Vediamo di seguito le caratteristiche di ognuno dei trattamenti suggeriti.

  • Diete. Gli autori riportano la maggiore efficacia, sul lungo periodo, di piani alimentari che prevedano una maggiore introduzione di verdura e di frutta. Tuttavia, come sottolineato in più studi, la maggior parte delle diete per la gestione del peso ha effetti positivi limitati.
  • Interventi cognitivi-comportamentali. I molti fattori coinvolti nell’eziologia dell’obesità, suggeriscono che il cambiamento necessario per la cura debba riguardare lo stile di vita nel suo complesso. A tal proposito gli autori dell’articolo sottolineano che: “sebbene sia ampiamente assunto che l’obesità possa essere affrontata grazie a solide basi comportamentali ispirate ai principi della salute, le linee guida sull’alimentazione sana sono nella maggior parte dei casi sconosciute nella popolazione generale” . Per questo motivo, la diffusione di interventi mirati alla psicoeducazione alimentare rappresenta un obiettivo importante non solo a scopo preventivo ma anche ai fini di un cambiamento duraturo dello stile di vita dei soggetti malati.
  • Esercizio fisico. Le scoperte recenti concludono che l’esercizio fisico ha effetti significativi sulla salute sia fisica che psicologica. A questo proposito, l’esercizio fisico fatto volontariamente o prescritto può essere usato come trattamento per l’obesità. Importante però, secondo gli autori, è distinguere l’esercizio fisico dall’allenamento: mentre il primo mira al dispendio energetico e al miglioramento dello stato di salute attraverso la resistenza cardiorespiratoria, l’aumento della forza e della flessibilità muscolari e della composizione corporea, il secondo ha come fine il raggiungimento ed il mantenimento di un’idoneità fisica (come accade, per esempio, nel fitness). In tal senso, ai fini del trattamento dell’obesità, è l’esercizio fisico a dover essere privilegiato; attraverso l’introduzione di momenti di attività sia strutturata (sport o attività programmate) che non strutturata (scegliere le scale al posto dell’ascensore, spostarsi in bicicletta anziché in auto e così via).

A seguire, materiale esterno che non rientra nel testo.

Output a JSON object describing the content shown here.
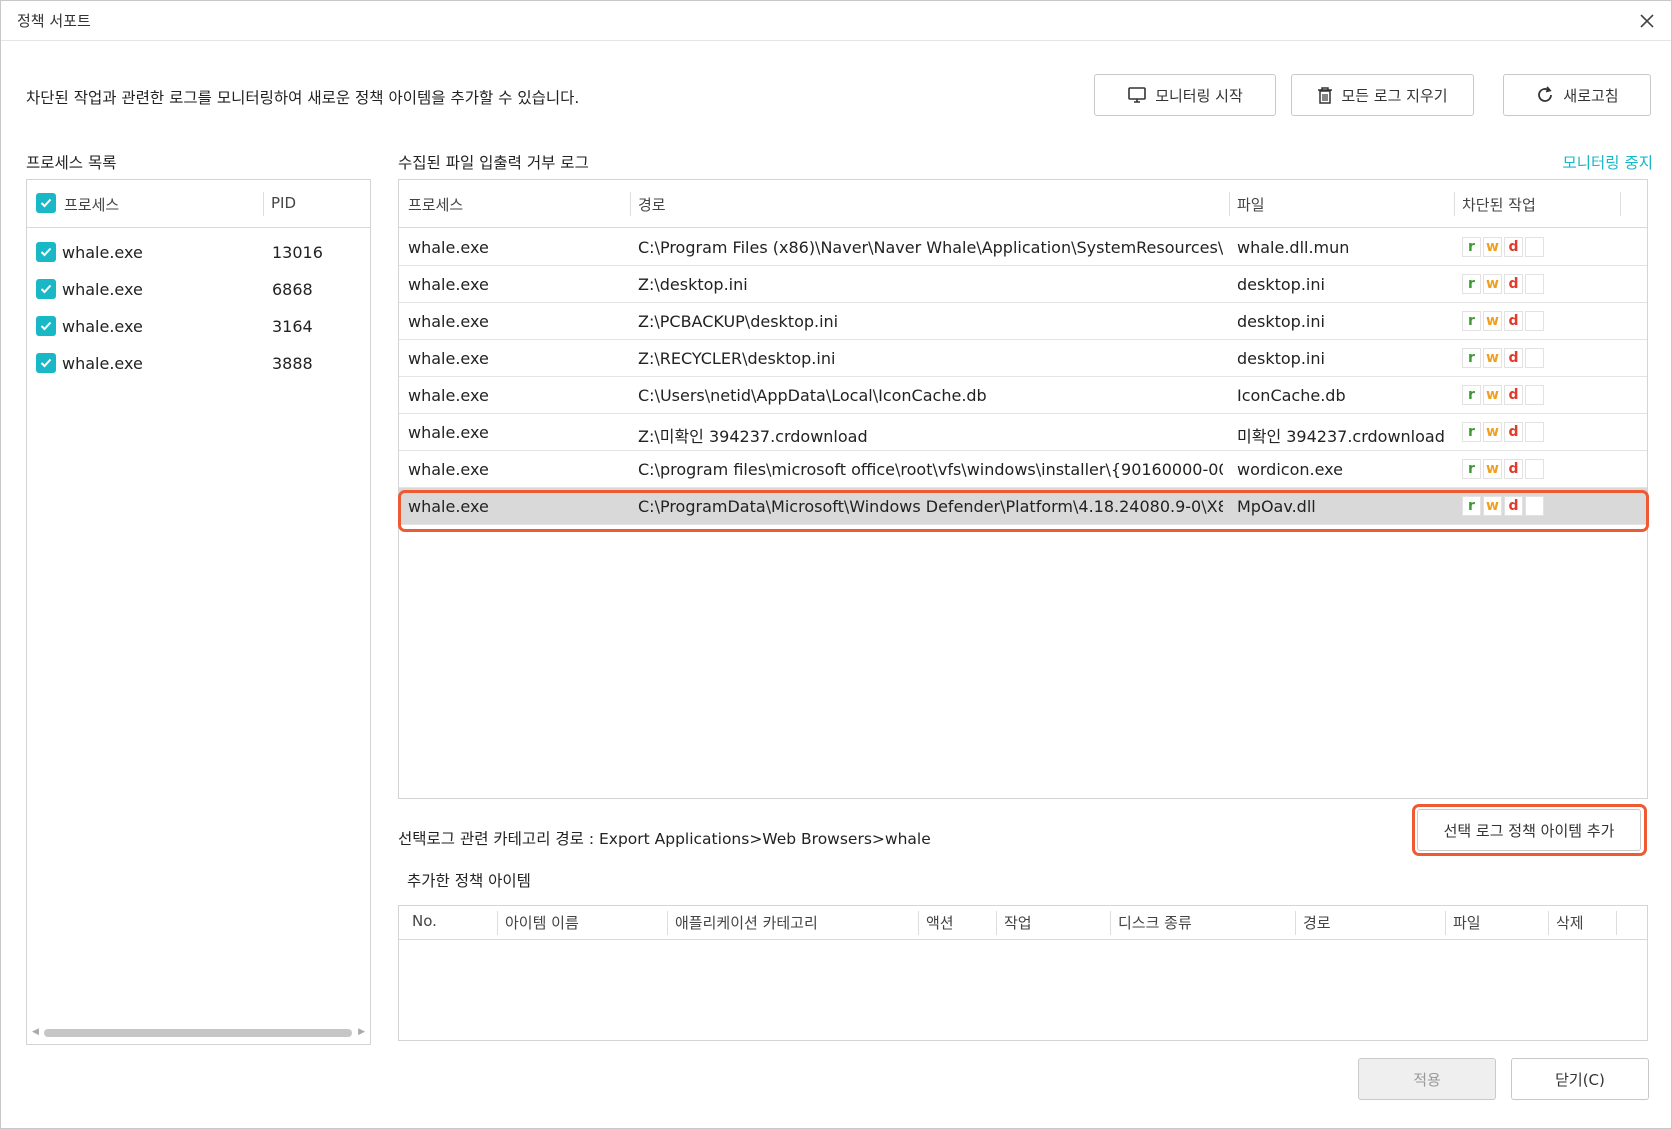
{
  "window": {
    "title": "정책 서포트"
  },
  "description": "차단된 작업과 관련한 로그를 모니터링하여 새로운 정책 아이템을 추가할 수 있습니다.",
  "toolbar": {
    "start_monitoring": "모니터링 시작",
    "clear_logs": "모든 로그 지우기",
    "refresh": "새로고침"
  },
  "process_list": {
    "title": "프로세스 목록",
    "columns": [
      "프로세스",
      "PID"
    ],
    "rows": [
      {
        "name": "whale.exe",
        "pid": "13016"
      },
      {
        "name": "whale.exe",
        "pid": "6868"
      },
      {
        "name": "whale.exe",
        "pid": "3164"
      },
      {
        "name": "whale.exe",
        "pid": "3888"
      }
    ]
  },
  "log": {
    "title": "수집된 파일 입출력 거부 로그",
    "stop_monitoring": "모니터링 중지",
    "columns": [
      "프로세스",
      "경로",
      "파일",
      "차단된 작업"
    ],
    "rows": [
      {
        "process": "whale.exe",
        "path": "C:\\Program Files (x86)\\Naver\\Naver Whale\\Application\\SystemResources\\···",
        "file": "whale.dll.mun",
        "ops": [
          "r",
          "w",
          "d"
        ]
      },
      {
        "process": "whale.exe",
        "path": "Z:\\desktop.ini",
        "file": "desktop.ini",
        "ops": [
          "r",
          "w",
          "d"
        ]
      },
      {
        "process": "whale.exe",
        "path": "Z:\\PCBACKUP\\desktop.ini",
        "file": "desktop.ini",
        "ops": [
          "r",
          "w",
          "d"
        ]
      },
      {
        "process": "whale.exe",
        "path": "Z:\\RECYCLER\\desktop.ini",
        "file": "desktop.ini",
        "ops": [
          "r",
          "w",
          "d"
        ]
      },
      {
        "process": "whale.exe",
        "path": "C:\\Users\\netid\\AppData\\Local\\IconCache.db",
        "file": "IconCache.db",
        "ops": [
          "r",
          "w",
          "d"
        ]
      },
      {
        "process": "whale.exe",
        "path": "Z:\\미확인 394237.crdownload",
        "file": "미확인 394237.crdownload",
        "ops": [
          "r",
          "w",
          "d"
        ]
      },
      {
        "process": "whale.exe",
        "path": "C:\\program files\\microsoft office\\root\\vfs\\windows\\installer\\{90160000-00···",
        "file": "wordicon.exe",
        "ops": [
          "r",
          "w",
          "d"
        ]
      },
      {
        "process": "whale.exe",
        "path": "C:\\ProgramData\\Microsoft\\Windows Defender\\Platform\\4.18.24080.9-0\\X8···",
        "file": "MpOav.dll",
        "ops": [
          "r",
          "w",
          "d"
        ],
        "selected": true
      }
    ]
  },
  "category_path": "선택로그 관련 카테고리 경로 : Export Applications>Web Browsers>whale",
  "add_policy_item": "선택 로그 정책 아이템 추가",
  "added_items": {
    "title": "추가한 정책 아이템",
    "columns": [
      "No.",
      "아이템 이름",
      "애플리케이션 카테고리",
      "액션",
      "작업",
      "디스크 종류",
      "경로",
      "파일",
      "삭제"
    ]
  },
  "footer": {
    "apply": "적용",
    "close": "닫기(C)"
  },
  "colors": {
    "accent": "#19b8c7",
    "highlight": "#f05a32",
    "read": "#3c9a32",
    "write": "#f0a020",
    "delete": "#e23b2c"
  }
}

  • Stimolazione transcranica in corrente continua (tDCS). Secondo studi di neuroimaging, i soggetti obesi hanno uno squilibrio nell’attività dei circuiti prefrontali e limbici. La ricerca nelle aree cerebrali di pazienti obesi indica un’attività anormale nella corteccia prefrontale dorsolaterale sinistra coinvolta nella regolazione del comportamento, nel gusto e nell’elaborazione dei premi. L’applicazione della stimolazione transcranica in corrente continua (moderna tecnica di neuromodulazione, non invasiva, che utilizza una debole corrente elettrica continua per indurre dei cambiamenti nell’attività neuronale dei pazienti) è stata suggerita come tecnica in grado di riequilibrare l’attività cerebrale ai fini di indurre cambiamenti comportamentali quali la limitazione dell’assunzione di cibo. Nonostante, in merito all’utilizzo di tale tecnica, vi siano ancora molti aspetti da approfondire, gli studi finora condotti sembrano promettenti. La, tDCS infatti, ha dimostrato di saper ridurre la bramosia alimentare e l’assunzione di cibo (in termini di calorie e di grassi); rimane tuttavia una sfida quella di poter raggiungere zone del cervello più profonde in cui viene sostenuto il comportamento alimentare.Gli autori concludono che questo nuovo approccio richiederà dunque più sessioni e schemi di stimolazione ad alta intensità, purché la sicurezza non sia compromessa.

In conclusione, in seguito alla revisione dei principali interventi non farmacologici/invasivi utilizzati per la gestione dell’obesità, gli autori affermano che, con molta probabilità, una combinazione delle diverse tecniche potrebbe rappresentare la migliore soluzione. Non esistono tuttavia prove a supporto del fatto che l’applicazione separata di questi interventi sia meno efficace rispetto ad un’applicazione combinata.